After working at New York and Milan fashion weeks in both February and September last year, he’ll be back at both events again in 2011.
“Both operate on such a mega scale, but I’ve found out that fashion weeks are very different depending on where you are,” Joe reveals.
“New York is very commercial, it’s very driven by money, whereas Milan is just all about the clothes.”
Joe has now been freelancing for a year and has more work in Dublin lined up for 2011.
But, while his role is to create stunning – sometimes inventive, sometimes classically beautiful – looks, it’s not all glamour behind the scenes.
“I did a shoot in the Wicklow Mountains and was eaten by midges the whole day,” he laughs.
A typical fashion shoot will see the 37-year-old leave his house at 5.15am to drive to Dublin, where he’ll start the day in a meeting with the photographer and art director and talk through the brief.
“There’s a lot of hanging around. On a Brown Thomas shoot this summer the call time was 9am, and the last photo was taken a 12.30am that night.”
It’s a career Joe obviously loves and lives for, and he’s impressed by the creativity he sees on the streets of the province every day.
“I love the fact that people are starting to find a look for themselves.

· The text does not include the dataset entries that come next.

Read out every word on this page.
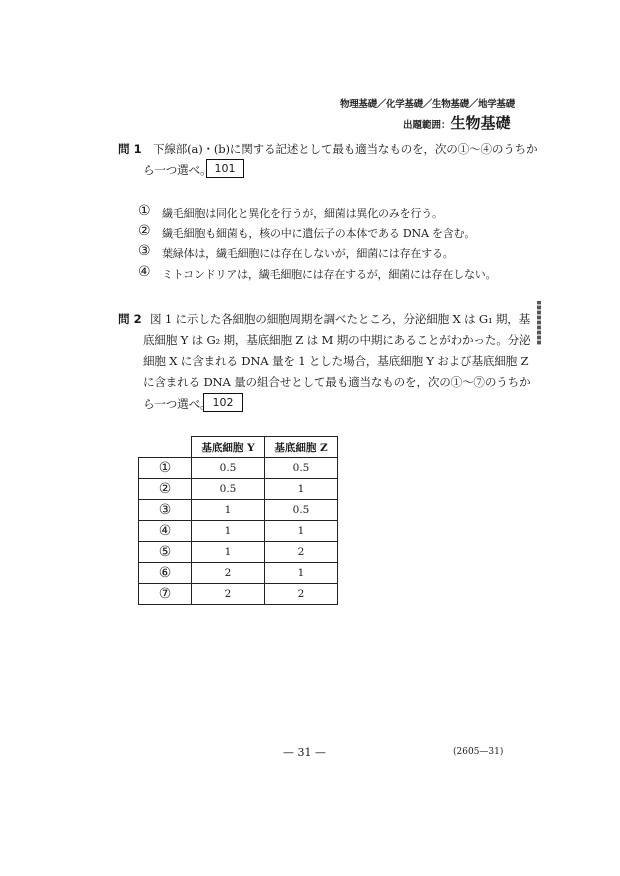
物理基礎／化学基礎／生物基礎／地学基礎
出題範囲：生物基礎
問 1 下線部(a)・(b)に関する記述として最も適当なものを，次の①～④のうちか
ら一つ選べ。 101
① 繊毛細胞は同化と異化を行うが，細菌は異化のみを行う。
② 繊毛細胞も細菌も，核の中に遺伝子の本体である DNA を含む。
③ 葉緑体は，繊毛細胞には存在しないが，細菌には存在する。
④ ミトコンドリアは，繊毛細胞には存在するが，細菌には存在しない。
問 2 図 1 に示した各細胞の細胞周期を調べたところ，分泌細胞 X は G₁ 期，基
底細胞 Y は G₂ 期，基底細胞 Z は M 期の中期にあることがわかった。分泌
細胞 X に含まれる DNA 量を 1 とした場合，基底細胞 Y および基底細胞 Z
に含まれる DNA 量の組合せとして最も適当なものを，次の①～⑦のうちか
ら一つ選べ。 102
	基底細胞 Y	基底細胞 Z
①	0.5	0.5
②	0.5	1
③	1	0.5
④	1	1
⑤	1	2
⑥	2	1
⑦	2	2
— 31 —	(2605—31)
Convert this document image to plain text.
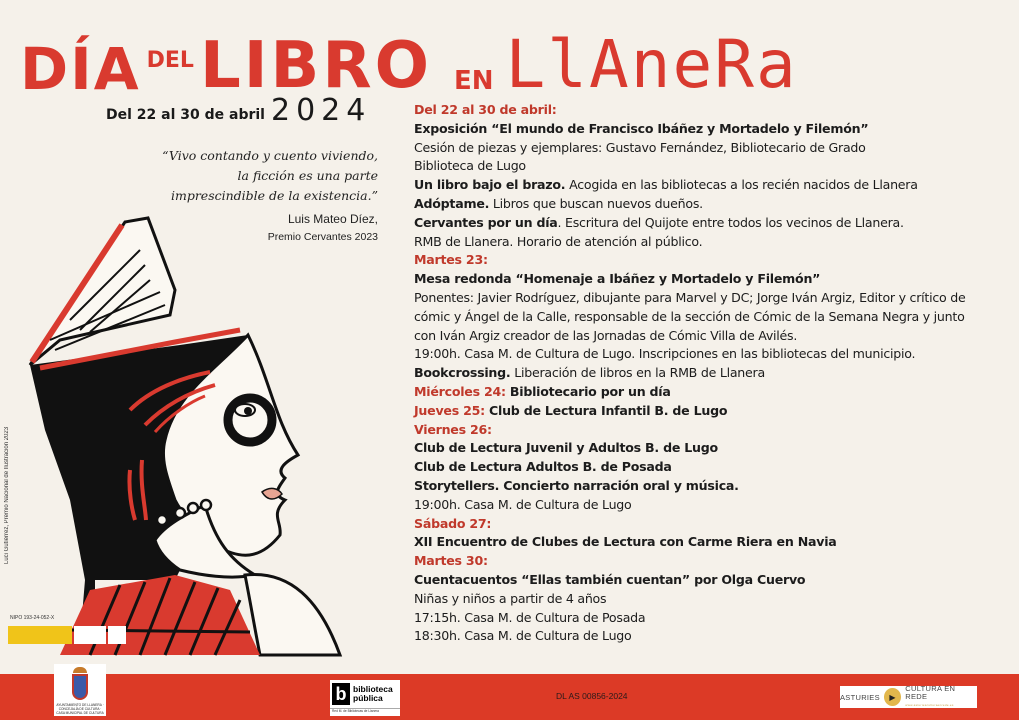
DÍA DEL LIBRO EN LlAneRa
Del 22 al 30 de abril 2024
“Vivo contando y cuento viviendo, la ficción es una parte imprescindible de la existencia.”
Luis Mateo Díez,
Premio Cervantes 2023
Luci Gutiérrez, Premio Nacional de Ilustración 2023
NIPO 193-24-052-X
Del 22 al 30 de abril:
Exposición “El mundo de Francisco Ibáñez y Mortadelo y Filemón”
Cesión de piezas y ejemplares: Gustavo Fernández, Bibliotecario de Grado
Biblioteca de Lugo
Un libro bajo el brazo. Acogida en las bibliotecas a los recién nacidos de Llanera
Adóptame. Libros que buscan nuevos dueños.
Cervantes por un día. Escritura del Quijote entre todos los vecinos de Llanera.
RMB de Llanera. Horario de atención al público.
Martes 23:
Mesa redonda “Homenaje a Ibáñez y Mortadelo y Filemón”
Ponentes: Javier Rodríguez, dibujante para Marvel y DC; Jorge Iván Argiz, Editor y crítico de
cómic y Ángel de la Calle, responsable de la sección de Cómic de la Semana Negra y junto
con Iván Argiz creador de las Jornadas de Cómic Villa de Avilés.
19:00h. Casa M. de Cultura de Lugo. Inscripciones en las bibliotecas del municipio.
Bookcrossing. Liberación de libros en la RMB de Llanera
Miércoles 24: Bibliotecario por un día
Jueves 25: Club de Lectura Infantil B. de Lugo
Viernes 26:
Club de Lectura Juvenil y Adultos B. de Lugo
Club de Lectura Adultos B. de Posada
Storytellers. Concierto narración oral y música.
19:00h. Casa M. de Cultura de Lugo
Sábado 27:
XII Encuentro de Clubes de Lectura con Carme Riera en Navia
Martes 30:
Cuentacuentos “Ellas también cuentan” por Olga Cuervo
Niñas y niños a partir de 4 años
17:15h. Casa M. de Cultura de Posada
18:30h. Casa M. de Cultura de Lugo
AYUNTAMIENTO DE LLANERA · CONCEJALÍA DE CULTURA · CASA MUNICIPAL DE CULTURA
b biblioteca
pública
Red M. de Bibliotecas de Llanera
DL AS 00856-2024	ASTURIES	▶
CULTURA EN REDE
www.asturiesculturaenrede.es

“When I was starting out, students shopped in Oxfam and had a quirky look, but then everyone started to look like they were in a boy band or girl band and that individuality was lost, but it’s coming back again.
“The big trend right now is all about texture, it’s about hair being able to move, not sitting poker straight, but moving as and when you move.”
After working with so many models and celebrities, there’s still one woman who Joe would love to get his hands on – professionally-speaking.
If he could style the hair of anyone at all, he’d choose the Danish model Freja Beha.
“I’d love to do some photos with her,” he admits.
The hot model of the moment being styled by our own uber-talented Joe – that’s one photoshoot we’d love to see happen too!